Erstes Aachener Klimacamp: Bereit für den Streiktag

Erstes Aachener Klimacamp: Bereit für den Streiktag

Von Britta Kuck

In Aachen findet seit Dienstag zum ersten Mal ein Klimacamp statt. Die Organisatoren der Umweltschützer rechnen mit bis zu 500 Teilnehmern.

Auf der Hollandwiese, einem Park am Pariser Ring, haben die Veranstalter ihre Zelte aufgeschlagen. Organisiert wird das Camp von einer eigenständigen Gruppe von etwa 30 Personen, darunter auch Anhänger der Bewegung Fridays for Future und des Bündnisses Ende Gelände.

Am ersten Tag nahmen nach Angaben der Organisatoren etwa 100 Personen an den Events auf dem Gelände des Klimacamps teil.

Klimacamp Aachen

Die Umweltschützer fordern einen schnellen Ausstieg aus der Kohle-Energie. Die Bundesregierung hat das Jahr 2038 für das Ende der Kohleverstromung gesetzlich festgelegt. Das ist den Aktivisten eindeutig zu spät.

Ziel des Klimacamps sei der Austauch und die Vernetzung von Menschen, sagte der Sprecher des Aachener Klimacamps, Sammy de Vries, dem WDR. Außerden sei die Bildung ein wichtiger Teil des Camps, so de Vries.
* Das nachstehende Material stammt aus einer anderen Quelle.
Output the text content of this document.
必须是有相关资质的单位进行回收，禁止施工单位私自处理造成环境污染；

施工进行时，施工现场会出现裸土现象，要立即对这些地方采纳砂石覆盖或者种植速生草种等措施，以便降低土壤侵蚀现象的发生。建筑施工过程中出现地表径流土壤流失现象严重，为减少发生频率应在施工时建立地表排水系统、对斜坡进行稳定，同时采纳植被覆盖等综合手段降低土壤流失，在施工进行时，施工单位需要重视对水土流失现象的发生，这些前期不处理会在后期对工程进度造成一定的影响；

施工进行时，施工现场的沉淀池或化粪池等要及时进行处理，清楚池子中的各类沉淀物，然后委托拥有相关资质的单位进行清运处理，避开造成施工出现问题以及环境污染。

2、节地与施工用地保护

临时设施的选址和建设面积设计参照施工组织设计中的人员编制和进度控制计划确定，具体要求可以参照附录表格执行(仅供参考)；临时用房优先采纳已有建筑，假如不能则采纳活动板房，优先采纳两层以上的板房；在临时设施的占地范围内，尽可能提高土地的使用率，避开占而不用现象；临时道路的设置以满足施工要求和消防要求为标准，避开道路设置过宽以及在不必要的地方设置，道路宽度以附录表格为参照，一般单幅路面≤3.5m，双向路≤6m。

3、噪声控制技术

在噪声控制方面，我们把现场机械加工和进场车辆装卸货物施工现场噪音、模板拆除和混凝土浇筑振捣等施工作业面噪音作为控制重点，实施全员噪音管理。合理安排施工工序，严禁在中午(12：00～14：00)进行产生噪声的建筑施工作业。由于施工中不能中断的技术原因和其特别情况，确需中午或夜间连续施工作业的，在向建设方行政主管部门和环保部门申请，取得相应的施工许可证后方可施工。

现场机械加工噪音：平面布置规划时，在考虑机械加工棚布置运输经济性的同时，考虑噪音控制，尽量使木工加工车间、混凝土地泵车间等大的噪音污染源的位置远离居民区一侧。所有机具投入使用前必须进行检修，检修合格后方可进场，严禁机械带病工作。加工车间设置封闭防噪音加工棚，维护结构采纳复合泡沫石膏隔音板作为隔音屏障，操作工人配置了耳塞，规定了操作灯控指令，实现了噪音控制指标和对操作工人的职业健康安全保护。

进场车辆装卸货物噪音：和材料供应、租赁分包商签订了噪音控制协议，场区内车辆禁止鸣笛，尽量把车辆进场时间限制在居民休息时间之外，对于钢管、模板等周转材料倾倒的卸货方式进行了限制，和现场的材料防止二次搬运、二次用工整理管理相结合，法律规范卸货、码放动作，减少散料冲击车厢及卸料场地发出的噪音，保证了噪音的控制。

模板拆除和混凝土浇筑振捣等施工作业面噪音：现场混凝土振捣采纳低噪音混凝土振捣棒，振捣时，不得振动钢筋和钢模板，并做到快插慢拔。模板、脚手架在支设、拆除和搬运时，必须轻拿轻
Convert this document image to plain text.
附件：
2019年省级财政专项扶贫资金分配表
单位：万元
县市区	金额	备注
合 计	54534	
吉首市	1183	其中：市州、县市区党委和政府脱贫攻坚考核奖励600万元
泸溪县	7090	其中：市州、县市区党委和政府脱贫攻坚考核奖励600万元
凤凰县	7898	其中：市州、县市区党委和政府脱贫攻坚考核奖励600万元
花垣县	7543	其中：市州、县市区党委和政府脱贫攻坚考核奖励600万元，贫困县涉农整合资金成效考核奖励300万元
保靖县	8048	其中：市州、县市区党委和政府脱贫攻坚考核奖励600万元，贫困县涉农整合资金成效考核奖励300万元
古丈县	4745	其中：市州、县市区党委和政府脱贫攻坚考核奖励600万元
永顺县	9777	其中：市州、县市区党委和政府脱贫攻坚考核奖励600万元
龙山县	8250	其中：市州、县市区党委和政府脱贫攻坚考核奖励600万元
Deshalb finden auf dem Gelände täglich verschiedene Workshops, Vorträge und auch Podiumsdiskussionen statt.

Kletterworkshop erinnert an Hambacher Forst

Los ging das Programm am Dienstagmorgen mit einem Kletterworkshop. "Da steckt kein konkreter Hintergedanke hinter", sagte de Vries. Dass hier Leute für Baumbesetzungen im Hambacher Forst ausgebildet werden sollen, bestreitet Sammy de Vries. Klettern mache einfach Spaß. Dennoch sei der "Hambi", wie viele Umweltaktivisten den Hambacher Forst nennen, weiterhin ein Thema.

Ein Highlight der Veranstaltungen war die Podiumsdiskussion mit Jakob Blasel am Dienstag. Jakob Blasel ist ein 19-Jähriger Klimaschützer aus Kiel, der im kommenden Jahr für die Grünen in den Bundesstag einziehen will. Blasel engagiert sich bei Greenpeace und Fridays for Future.

Friedliche Atmosphäre auf der Hollandwiese

Das Konzept für das Klimacamp in Aachen hatten die Veranstalter vorab mit der Polizei besprochen und von ihr genehmigen lassen. Bislang gebe es keine besonderen Vorkommnisse, sagte eine Sprecherin der Polizei Aachen dem WDR am 23.09.2020. Man wolle Streifen fahren, um Präsenz zu zeigen.

Klimacamp Aachen

Teilnehmer beim Kletter-Workshop auf der Hollandwiese

Bis Montag können bis zu 520 Menschen auf der Hollandwiese in markierten Bereichen zelten. Die Camping-Fläche ist etwa 5500 Quadratmeter groß. Draußen gilt keine Maskenpflicht, solange die Besucher einen Mindestabstand von mindestens 1,50 Meter zueinander einhalten. In den beiden Zirkuszelten und anderen großen Zelten für die Veranstaltungen muss ein Mund-Nase-Schutz getragen werden. An allen Veranstaltungen kann man ohne Voranmeldung teilnehmen.

Gericht entscheidet über anonyme Corona-ID für Teilnehmer

Klimacamp Aachen

Eine Baggerschaufel als Symbol fürs Abbaggern von Wohnzimmern

Allerdings müssen sich alle Teilnehmer auf dem Gelände mit Namen und Adresse registrieren. Die Veranstalter wollten eigentlich eine anonyme Registrierung, lediglich mit einer E-Mail-Adresse oder Telefonnummer der Teilnehmer. Anschließend sollte jeder Teilnehmer eine Corona-ID bekommen, mit der man sich zu allen Veranstaltungen anmelden sollte. Mit dieser Variante scheiterten die Organisatoren allerdings vor dem Aachener Landgericht, weshalb jetzt das Oberverwaltungsgericht in Münster entscheiden muss.

Globaler Klimastreik am Freitag

Die Veranstalter des Aachener Klimacamps beteiligen sich auch am globalen Klima-Aktionstag und Klimastreik am 25. September. Um 10 Uhr beginnt eine Demonstration vor dem Aachener Audimax. Das Klimacamp soll bis Montag, 28. September, dauern.